When I look at inspection data available on OSHA’s website, I see firms such as Manpower and Kelly Services, with the industry code listed refering to the temp-agency employer (NAICS 561320). The data would be much more informative, however, if OSHA also provided information on the industry group the affected workers were assigned. I’ve learned of temp workers assigned to washing dishes in a restaurant, providing patient care in a hospital, sorting solid waste at a recycling center, and operating heavy equipment on a construction site. Rather than only thinking of the temp-agency as the employer, that data needs to be merged with information on where the worker is assigned and the types of tasks he or she performs.

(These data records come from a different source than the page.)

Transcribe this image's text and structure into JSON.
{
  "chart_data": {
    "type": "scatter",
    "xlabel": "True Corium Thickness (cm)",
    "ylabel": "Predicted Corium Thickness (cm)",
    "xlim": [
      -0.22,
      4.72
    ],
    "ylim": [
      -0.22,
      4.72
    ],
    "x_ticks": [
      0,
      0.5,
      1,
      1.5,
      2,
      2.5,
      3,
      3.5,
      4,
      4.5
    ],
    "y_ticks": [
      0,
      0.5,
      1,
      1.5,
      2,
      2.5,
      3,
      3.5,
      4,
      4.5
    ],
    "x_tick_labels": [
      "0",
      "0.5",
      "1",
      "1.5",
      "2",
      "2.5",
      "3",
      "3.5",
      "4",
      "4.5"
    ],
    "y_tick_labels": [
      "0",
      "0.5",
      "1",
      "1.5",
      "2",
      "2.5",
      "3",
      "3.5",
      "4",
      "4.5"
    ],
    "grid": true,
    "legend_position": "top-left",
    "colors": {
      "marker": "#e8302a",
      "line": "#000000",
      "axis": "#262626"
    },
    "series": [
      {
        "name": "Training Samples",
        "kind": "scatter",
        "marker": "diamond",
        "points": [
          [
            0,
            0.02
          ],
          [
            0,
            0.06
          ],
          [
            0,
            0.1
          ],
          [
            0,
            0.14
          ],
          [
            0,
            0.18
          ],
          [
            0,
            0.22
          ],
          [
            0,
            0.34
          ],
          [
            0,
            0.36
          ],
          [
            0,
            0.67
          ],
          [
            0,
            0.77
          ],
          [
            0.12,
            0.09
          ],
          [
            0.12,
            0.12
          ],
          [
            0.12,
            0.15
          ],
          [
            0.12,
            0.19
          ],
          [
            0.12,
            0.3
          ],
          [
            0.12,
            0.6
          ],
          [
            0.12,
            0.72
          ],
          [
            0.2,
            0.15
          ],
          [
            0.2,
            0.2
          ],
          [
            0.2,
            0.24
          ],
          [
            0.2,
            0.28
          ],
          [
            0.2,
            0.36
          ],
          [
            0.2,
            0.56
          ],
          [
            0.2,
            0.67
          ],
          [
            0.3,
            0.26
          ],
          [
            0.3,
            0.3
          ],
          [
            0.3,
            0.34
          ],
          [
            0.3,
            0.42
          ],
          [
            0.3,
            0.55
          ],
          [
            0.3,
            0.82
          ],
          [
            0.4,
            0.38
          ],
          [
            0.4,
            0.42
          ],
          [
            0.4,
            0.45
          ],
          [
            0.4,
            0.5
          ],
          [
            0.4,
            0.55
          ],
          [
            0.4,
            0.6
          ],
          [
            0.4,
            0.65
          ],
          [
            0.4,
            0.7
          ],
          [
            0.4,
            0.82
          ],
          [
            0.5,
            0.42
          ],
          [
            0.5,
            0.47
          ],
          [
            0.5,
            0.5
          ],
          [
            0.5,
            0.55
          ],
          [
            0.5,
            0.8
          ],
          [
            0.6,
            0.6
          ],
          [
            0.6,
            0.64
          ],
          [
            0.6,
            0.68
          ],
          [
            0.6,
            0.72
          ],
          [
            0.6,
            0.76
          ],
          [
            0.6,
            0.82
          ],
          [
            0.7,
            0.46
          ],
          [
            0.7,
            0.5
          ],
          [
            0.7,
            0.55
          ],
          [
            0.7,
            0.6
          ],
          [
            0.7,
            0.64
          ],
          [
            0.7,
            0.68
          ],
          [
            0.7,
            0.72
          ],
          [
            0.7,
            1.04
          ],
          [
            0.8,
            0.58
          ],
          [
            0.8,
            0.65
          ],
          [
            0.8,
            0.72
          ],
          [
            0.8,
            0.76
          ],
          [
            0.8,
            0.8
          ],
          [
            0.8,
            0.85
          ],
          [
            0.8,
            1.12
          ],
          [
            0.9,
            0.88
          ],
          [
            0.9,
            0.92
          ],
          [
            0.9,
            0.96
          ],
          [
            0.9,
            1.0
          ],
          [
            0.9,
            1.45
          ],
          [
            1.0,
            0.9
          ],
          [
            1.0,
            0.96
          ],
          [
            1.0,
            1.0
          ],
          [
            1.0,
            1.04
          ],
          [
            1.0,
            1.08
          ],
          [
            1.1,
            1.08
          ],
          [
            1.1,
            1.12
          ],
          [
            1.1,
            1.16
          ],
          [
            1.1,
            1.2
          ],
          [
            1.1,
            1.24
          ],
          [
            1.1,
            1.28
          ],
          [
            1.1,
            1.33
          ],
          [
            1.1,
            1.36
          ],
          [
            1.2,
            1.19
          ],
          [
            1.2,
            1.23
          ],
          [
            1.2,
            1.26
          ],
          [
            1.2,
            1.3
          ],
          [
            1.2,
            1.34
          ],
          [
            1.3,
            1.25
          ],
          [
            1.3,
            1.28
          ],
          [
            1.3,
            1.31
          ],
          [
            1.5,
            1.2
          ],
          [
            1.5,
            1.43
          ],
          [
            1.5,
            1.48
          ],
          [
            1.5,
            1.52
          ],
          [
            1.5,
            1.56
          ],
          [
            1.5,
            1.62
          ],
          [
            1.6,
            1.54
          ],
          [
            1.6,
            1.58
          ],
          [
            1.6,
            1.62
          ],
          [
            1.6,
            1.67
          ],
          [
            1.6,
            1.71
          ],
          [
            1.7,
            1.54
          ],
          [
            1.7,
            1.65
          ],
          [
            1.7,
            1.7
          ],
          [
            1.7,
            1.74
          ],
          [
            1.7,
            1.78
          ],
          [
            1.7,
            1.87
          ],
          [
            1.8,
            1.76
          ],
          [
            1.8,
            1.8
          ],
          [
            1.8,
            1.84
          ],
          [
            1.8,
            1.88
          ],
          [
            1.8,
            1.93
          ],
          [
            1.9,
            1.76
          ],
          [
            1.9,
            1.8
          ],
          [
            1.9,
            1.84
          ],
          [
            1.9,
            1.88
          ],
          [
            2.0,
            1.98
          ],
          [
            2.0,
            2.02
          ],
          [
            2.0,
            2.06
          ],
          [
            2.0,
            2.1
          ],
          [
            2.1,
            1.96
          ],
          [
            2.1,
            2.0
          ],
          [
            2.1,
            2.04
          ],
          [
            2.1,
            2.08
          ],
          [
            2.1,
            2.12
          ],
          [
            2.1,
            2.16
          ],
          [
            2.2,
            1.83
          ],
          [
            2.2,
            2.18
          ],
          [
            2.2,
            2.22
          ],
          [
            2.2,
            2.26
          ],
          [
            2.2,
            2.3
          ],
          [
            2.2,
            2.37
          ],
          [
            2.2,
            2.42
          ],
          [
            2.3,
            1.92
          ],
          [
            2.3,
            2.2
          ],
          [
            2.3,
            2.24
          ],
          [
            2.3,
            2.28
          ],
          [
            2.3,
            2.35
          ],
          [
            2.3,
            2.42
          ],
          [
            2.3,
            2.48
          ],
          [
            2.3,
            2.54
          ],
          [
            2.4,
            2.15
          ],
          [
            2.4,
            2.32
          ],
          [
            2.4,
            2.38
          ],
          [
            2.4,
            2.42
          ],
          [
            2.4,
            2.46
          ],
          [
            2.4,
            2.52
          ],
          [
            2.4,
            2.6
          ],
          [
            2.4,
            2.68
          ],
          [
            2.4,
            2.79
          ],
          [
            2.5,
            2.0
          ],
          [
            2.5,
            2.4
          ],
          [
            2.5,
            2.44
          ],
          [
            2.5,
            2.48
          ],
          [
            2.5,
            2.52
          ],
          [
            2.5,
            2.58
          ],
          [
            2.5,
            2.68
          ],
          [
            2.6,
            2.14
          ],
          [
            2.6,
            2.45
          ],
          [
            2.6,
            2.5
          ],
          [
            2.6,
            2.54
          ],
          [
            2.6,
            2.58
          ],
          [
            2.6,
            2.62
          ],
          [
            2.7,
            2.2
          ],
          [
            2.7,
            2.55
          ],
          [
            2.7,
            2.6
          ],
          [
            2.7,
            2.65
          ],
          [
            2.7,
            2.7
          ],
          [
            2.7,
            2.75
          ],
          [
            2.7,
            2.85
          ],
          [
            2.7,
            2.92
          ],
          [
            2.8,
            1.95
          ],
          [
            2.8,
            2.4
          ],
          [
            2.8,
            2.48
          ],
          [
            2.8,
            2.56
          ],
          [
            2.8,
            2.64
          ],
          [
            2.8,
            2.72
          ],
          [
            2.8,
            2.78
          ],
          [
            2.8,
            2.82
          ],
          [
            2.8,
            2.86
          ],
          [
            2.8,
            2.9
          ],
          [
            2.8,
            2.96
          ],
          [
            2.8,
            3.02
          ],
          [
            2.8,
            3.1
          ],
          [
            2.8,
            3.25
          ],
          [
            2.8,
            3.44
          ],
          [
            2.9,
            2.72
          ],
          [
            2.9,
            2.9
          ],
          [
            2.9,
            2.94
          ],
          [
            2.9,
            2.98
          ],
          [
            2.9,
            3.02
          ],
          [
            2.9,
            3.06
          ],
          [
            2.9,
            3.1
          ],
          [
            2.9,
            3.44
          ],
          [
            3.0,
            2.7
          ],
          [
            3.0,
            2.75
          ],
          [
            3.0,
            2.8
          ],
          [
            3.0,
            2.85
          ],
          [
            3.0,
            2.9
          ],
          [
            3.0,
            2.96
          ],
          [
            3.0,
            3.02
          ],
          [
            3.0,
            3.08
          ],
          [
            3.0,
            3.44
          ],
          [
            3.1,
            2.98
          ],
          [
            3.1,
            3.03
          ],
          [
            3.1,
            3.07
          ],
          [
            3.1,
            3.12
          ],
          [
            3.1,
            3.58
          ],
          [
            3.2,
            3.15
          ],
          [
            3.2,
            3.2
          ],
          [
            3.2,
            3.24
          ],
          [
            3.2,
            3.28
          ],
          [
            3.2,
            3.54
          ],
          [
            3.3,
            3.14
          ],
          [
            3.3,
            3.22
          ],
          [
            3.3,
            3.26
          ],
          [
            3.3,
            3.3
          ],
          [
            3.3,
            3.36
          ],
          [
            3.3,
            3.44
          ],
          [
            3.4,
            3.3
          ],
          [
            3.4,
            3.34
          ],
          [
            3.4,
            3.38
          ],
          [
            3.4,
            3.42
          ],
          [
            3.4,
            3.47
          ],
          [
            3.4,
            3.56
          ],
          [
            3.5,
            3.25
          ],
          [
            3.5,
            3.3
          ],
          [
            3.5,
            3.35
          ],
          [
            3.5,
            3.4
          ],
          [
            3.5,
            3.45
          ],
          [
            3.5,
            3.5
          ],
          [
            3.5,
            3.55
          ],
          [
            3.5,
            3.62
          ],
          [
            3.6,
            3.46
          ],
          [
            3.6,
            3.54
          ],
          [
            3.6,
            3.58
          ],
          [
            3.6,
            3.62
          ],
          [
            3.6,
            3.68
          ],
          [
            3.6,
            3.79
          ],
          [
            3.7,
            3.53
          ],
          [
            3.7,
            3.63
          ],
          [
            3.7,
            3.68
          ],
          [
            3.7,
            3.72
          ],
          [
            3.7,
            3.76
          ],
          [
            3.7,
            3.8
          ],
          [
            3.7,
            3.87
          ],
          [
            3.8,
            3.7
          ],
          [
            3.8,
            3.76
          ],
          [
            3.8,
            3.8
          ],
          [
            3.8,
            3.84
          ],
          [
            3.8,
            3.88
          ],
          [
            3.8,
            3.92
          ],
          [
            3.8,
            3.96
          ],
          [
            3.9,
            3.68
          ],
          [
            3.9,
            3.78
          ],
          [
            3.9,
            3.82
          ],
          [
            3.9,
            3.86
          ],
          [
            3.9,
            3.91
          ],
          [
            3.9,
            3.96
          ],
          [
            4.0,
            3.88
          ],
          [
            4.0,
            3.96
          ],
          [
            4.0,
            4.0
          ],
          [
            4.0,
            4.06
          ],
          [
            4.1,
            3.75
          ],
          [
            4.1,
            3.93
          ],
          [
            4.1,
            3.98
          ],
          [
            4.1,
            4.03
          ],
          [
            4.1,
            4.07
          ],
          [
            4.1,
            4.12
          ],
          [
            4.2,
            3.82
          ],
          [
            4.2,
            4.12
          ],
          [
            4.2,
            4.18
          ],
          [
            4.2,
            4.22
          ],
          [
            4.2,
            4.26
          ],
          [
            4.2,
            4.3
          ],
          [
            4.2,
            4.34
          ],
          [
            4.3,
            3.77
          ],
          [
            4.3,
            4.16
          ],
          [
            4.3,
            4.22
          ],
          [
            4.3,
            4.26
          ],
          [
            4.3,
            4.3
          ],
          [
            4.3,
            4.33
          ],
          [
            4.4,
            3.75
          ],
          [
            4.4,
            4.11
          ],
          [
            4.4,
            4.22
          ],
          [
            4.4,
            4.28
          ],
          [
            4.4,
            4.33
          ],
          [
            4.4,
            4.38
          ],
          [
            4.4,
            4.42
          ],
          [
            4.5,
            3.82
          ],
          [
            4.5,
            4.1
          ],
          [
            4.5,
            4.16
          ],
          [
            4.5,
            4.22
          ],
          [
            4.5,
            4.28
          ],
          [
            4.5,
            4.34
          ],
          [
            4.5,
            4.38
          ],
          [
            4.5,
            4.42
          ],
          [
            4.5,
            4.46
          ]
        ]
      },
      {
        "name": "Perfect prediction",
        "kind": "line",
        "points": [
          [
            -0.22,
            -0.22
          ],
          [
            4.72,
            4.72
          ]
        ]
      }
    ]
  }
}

The pipe-fusing and excavation task performed by the late David Clark Jr. and his temp-worker colleagues was a disaster waiting to happen. MSHA investigators concluded:
“Management engaged in aggravated conduct constituting more than ordinary negligence in that defects affecting safety on the machine were not corrected in a timely manner to prevent the creation of a hazard to persons.”
They found the positioning cylinder on the fusing machine had been removed from the machine eight days prior to the accident. It was defective, but had not been replaced or fixed.
An uncorrected hazard puts every exposed worker at risk, no matter whether you’re a traditional employee, a long-term contractor, or a temp worker. In this case, David Clark, Jr., 51, was the victim.